Georgina gehörte zu den Menschen, die glaubten, dass Leute wie er immer einen hohen Preis für ihren Erfolg bezahlen mussten – eine Theorie, die allen Erfolglosen dieser Welt eine enorme Befriedigung verschaffte. Sie schien sich mit wahrer Wollust an den privaten Katastrophen ihrer mehr oder weniger prominenten Gäste zu erfreuen. Die hatten – wie jeder Durchschnittsmensch auch – große persönliche Niederlagen erlebt: kaputte Ehen, entfremdete Kinder und das ein oder andere Alkoholproblem. Für Georgina schien damit jedoch eindeutig bewiesen, dass man im Leben nicht versuchen sollte, Außergewöhnliches zu wagen. Sie selbst hatte sich strikt an diese Regel gehalten. Man konnte weder ihr noch ihrem Mann Denys vorwerfen, jemals etwas in dieser Art versucht zu haben.
Hunt blickte zu Denys hinüber, der gerade dem gesellschaftlichen Totalausfall Thatcher kondolierte.

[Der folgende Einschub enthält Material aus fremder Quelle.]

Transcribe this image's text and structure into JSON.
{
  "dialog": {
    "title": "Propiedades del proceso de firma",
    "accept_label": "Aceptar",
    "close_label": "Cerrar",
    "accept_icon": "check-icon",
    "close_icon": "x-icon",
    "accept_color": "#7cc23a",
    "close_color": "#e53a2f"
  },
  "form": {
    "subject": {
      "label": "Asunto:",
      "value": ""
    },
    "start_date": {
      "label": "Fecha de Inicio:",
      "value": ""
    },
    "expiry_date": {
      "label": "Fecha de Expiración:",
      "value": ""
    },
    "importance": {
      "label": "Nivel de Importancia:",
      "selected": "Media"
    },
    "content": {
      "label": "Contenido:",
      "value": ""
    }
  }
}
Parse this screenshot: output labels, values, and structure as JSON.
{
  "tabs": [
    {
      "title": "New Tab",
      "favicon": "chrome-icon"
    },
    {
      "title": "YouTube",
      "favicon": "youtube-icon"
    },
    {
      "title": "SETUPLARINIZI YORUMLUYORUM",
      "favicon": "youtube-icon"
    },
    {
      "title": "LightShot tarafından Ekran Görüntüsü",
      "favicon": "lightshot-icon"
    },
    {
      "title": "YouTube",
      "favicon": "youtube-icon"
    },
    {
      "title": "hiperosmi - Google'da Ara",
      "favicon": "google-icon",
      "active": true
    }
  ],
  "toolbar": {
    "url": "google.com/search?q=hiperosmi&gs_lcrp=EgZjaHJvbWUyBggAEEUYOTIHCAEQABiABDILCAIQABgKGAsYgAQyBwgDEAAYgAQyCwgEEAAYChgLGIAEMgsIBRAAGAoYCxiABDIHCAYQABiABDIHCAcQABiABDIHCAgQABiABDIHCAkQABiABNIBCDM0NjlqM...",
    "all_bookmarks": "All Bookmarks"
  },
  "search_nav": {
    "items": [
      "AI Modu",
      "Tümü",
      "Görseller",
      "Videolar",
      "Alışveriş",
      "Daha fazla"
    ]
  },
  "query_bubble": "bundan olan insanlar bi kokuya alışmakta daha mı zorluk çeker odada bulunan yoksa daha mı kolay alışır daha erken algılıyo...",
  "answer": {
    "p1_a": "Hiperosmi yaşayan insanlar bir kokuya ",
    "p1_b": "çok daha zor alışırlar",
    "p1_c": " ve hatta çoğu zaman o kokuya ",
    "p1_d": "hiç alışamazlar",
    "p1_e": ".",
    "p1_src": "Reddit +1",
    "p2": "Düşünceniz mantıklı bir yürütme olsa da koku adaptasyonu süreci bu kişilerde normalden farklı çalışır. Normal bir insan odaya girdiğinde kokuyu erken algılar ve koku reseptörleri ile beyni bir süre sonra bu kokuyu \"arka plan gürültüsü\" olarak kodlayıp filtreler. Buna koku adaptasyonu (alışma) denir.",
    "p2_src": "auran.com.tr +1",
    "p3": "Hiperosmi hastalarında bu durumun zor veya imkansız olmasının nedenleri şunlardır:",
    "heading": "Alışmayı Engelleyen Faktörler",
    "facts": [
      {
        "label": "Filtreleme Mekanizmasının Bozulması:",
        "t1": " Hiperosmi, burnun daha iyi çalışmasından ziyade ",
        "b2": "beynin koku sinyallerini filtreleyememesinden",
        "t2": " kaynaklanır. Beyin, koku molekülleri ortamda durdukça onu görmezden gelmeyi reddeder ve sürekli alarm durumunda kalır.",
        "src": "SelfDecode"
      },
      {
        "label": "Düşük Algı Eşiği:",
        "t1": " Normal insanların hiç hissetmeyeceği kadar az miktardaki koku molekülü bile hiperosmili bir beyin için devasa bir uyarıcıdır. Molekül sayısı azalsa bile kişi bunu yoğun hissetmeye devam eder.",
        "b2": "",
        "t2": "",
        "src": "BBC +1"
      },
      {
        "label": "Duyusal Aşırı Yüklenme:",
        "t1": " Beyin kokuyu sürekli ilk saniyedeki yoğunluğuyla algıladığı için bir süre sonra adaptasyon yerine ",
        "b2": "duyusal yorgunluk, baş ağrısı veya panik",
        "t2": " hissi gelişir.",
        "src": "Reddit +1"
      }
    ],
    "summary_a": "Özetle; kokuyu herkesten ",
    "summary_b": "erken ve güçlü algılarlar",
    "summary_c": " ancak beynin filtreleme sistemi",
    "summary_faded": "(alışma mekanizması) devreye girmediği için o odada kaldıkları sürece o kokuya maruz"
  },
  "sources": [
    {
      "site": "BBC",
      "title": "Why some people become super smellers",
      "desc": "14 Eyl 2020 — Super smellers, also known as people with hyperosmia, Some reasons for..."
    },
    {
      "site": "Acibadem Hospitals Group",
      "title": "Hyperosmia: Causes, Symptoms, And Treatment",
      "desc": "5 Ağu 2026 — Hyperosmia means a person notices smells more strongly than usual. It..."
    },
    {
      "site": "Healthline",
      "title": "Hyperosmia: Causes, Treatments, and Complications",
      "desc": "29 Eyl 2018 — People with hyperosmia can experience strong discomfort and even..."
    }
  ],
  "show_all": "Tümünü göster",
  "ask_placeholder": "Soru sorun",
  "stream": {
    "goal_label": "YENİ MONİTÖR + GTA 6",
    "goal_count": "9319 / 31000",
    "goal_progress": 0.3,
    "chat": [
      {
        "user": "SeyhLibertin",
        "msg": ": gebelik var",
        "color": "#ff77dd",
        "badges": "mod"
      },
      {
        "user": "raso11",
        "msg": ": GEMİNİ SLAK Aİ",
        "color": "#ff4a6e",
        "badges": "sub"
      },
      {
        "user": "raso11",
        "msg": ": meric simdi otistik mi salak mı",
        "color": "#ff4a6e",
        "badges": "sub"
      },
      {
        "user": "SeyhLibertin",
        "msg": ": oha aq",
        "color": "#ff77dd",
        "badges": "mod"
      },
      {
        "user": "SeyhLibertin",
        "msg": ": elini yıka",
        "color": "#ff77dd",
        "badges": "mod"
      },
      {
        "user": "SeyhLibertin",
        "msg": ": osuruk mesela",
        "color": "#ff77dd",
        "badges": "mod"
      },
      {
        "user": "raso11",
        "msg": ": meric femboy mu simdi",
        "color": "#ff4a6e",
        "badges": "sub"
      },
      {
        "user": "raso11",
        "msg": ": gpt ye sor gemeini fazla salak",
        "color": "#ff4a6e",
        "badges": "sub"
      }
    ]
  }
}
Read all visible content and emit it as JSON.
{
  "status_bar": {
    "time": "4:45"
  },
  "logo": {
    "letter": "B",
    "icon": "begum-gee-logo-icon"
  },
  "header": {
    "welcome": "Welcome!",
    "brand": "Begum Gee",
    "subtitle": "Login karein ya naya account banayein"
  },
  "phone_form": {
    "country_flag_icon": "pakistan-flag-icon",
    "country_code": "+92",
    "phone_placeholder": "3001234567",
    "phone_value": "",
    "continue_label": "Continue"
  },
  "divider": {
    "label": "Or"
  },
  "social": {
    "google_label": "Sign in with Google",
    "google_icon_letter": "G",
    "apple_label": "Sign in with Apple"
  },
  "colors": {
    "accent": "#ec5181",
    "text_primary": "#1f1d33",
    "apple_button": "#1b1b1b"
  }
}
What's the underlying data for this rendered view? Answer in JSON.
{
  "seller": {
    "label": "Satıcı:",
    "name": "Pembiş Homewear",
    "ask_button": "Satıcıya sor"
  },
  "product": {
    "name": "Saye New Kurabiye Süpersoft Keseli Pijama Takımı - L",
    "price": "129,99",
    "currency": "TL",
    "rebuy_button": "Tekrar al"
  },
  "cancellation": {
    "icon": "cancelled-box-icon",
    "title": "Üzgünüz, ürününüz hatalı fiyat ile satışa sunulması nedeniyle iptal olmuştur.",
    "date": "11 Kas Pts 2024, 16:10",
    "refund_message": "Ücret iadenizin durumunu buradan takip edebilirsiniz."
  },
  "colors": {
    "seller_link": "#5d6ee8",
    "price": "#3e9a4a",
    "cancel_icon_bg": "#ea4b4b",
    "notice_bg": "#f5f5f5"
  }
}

»Ich verstehe Ihre Besorgnis sehr gut.«
Denys’ Mitgefühl schien aufrichtig.
»Es sind die Nebenkosten!«, lamentierte Thatcher. »Sie sind mittlerweile exorbitant.«
»Und wenn Sie Ihr Haus in Marbella verkaufen würden?«
»In dieser Krise? Vor vier Jahren wurde es noch auf vier Millionen geschätzt. Jetzt kann ich dankbar sein, wenn ich die Hälfte dafür bekomme.«
Einen Moment lang empfand Hunt fast Mitleid mit Denys. Als Master musste er sein Leben damit verbringen, potenziellen Geldgebern wie Thatcher zuzuhören. Aber Denys war selbst eine so blasse Figur, dass er das wahrscheinlich gar nicht als erniedrigend registrierte. Der Mann hatte nie für eine gute Anekdote, geschweige denn einen Skandal gesorgt. Man verband mit ihm nichts außer Langweile.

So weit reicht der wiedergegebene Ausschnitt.